Sounds good, thanks Federico! Let's keep this on your plate then 🙂
A quick update on this: The nvmath-python team needs to be unblocked asap, so they've been looking into adding a Python exposure of this copy routine to cuda.core with a custom C++ kernel. They probably will have something more concrete to discuss in the next few weeks. I'll let you know. But eventually we want to move the C++ bits to CCCL, so perhaps by July we can review the status and decide how to productize their prototype.
One solution we didn't think of is to directly use the cub::DeviceFor::ForEachInExtents:
cub::DeviceFor::ForEachInExtents(Extent{}, [=] __device__ (int idx, int i, int j, int k) {
d_mdspan_out(i, j, k) = d_mdspan_in(i, j, k);
});
full example here: https://godbolt.org/z/89GY4oYP1
TL;DR
We need:
- mdspan-based copy algorithm implementation on
cubend along withcuda.cccl.parallelexposure for it - modern cuda runtime interfaces in both C++ and Python for it
Context
When @fbusato started working on cub::DeviceFor::ForEachInExtents, it was meant as a generic implementation of cub::DeviceCopy::Copy that'd accept mdspan which we'd further optimize later on. The motivation is similar to that of cub::DeviceTransform: we can't see inside user operator to optimize, say, cub::DeviceFor, but when we know the memory access pattern, we can leverage ublkcp, ldgsts, vectorization etc. We might also want to expose a knob for cub::DeviceCopy::Copy that'd lead to using copy engine or an advanced kernel. We'll need that abstraction when we start working on cuda::mdarray anyways.

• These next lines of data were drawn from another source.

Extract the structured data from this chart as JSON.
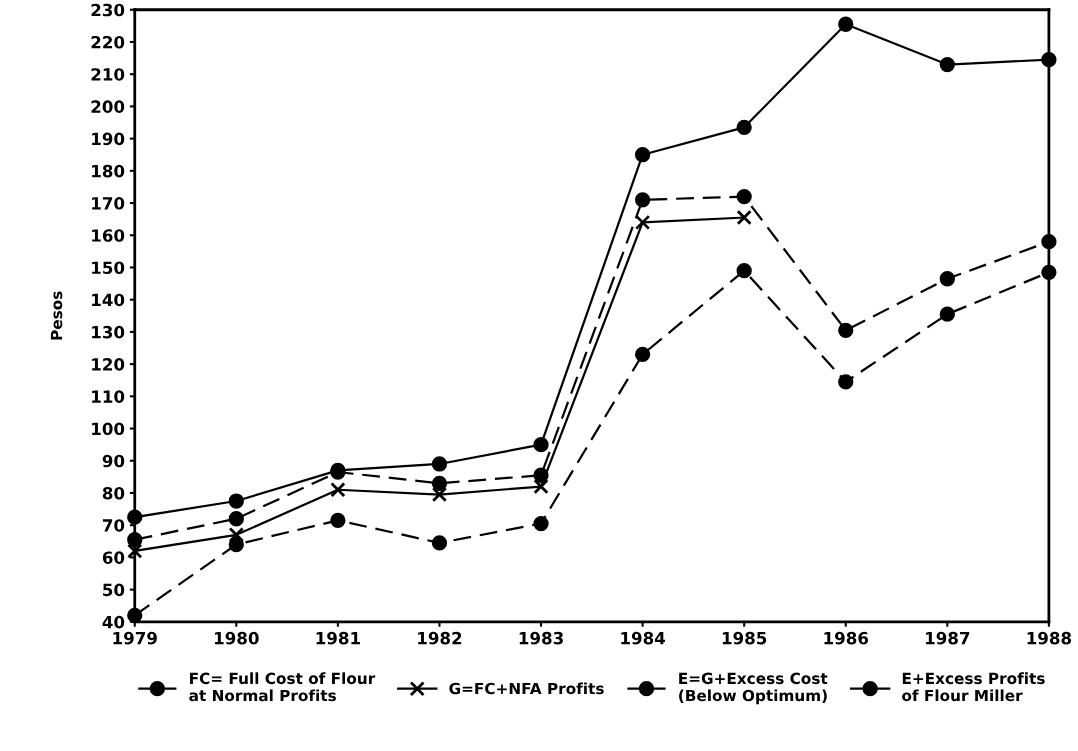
{
  "chart_data": {
    "type": "line",
    "ylabel": "Pesos",
    "x": [
      1979,
      1980,
      1981,
      1982,
      1983,
      1984,
      1985,
      1986,
      1987,
      1988
    ],
    "xlim": [
      1979,
      1988
    ],
    "xticks": [
      1979,
      1980,
      1981,
      1982,
      1983,
      1984,
      1985,
      1986,
      1987,
      1988
    ],
    "ylim": [
      40,
      230
    ],
    "yticks": [
      40,
      50,
      60,
      70,
      80,
      90,
      100,
      110,
      120,
      130,
      140,
      150,
      160,
      170,
      180,
      190,
      200,
      210,
      220,
      230
    ],
    "grid": false,
    "legend": "bottom",
    "series": [
      {
        "name": "FC= Full Cost of Flour\nat Normal Profits",
        "color": "#000000",
        "marker": "circle",
        "line_style": "dashed",
        "values": [
          42,
          64,
          71.5,
          64.5,
          70.5,
          123,
          149,
          114.5,
          135.5,
          148.5
        ]
      },
      {
        "name": "G=FC+NFA Profits",
        "color": "#000000",
        "marker": "cross",
        "line_style": "solid",
        "values": [
          62,
          67,
          81,
          79.5,
          82,
          164,
          165.5,
          null,
          null,
          null
        ]
      },
      {
        "name": "E=G+Excess Cost\n(Below Optimum)",
        "color": "#000000",
        "marker": "circle",
        "line_style": "dashed",
        "values": [
          65.5,
          72,
          86.5,
          83,
          85.5,
          171,
          172,
          130.5,
          146.5,
          158
        ]
      },
      {
        "name": "E+Excess Profits\nof Flour Miller",
        "color": "#000000",
        "marker": "circle",
        "line_style": "solid",
        "values": [
          72.5,
          77.5,
          87,
          89,
          95,
          185,
          193.5,
          225.5,
          213,
          214.5
        ]
      }
    ]
  }
}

We also discussed exposing an interface to mdspan-based copy in modern runtime with @pciolkosz. I think it makes sense to have it there, since 1D sequence mem copies are too low-level of a facility. If it makes sense to have an mdspan-based interface in modern CUDA C++ runtime that relies on cub::DeviceCopy::Copy as an implementation detail, it should make sense to have a cuda.core interface that relies on cuda.parallel as well.
I don't think cuda.core can depend on cuda.parallel, currently it is the other way around and it'd be unattainable to change this.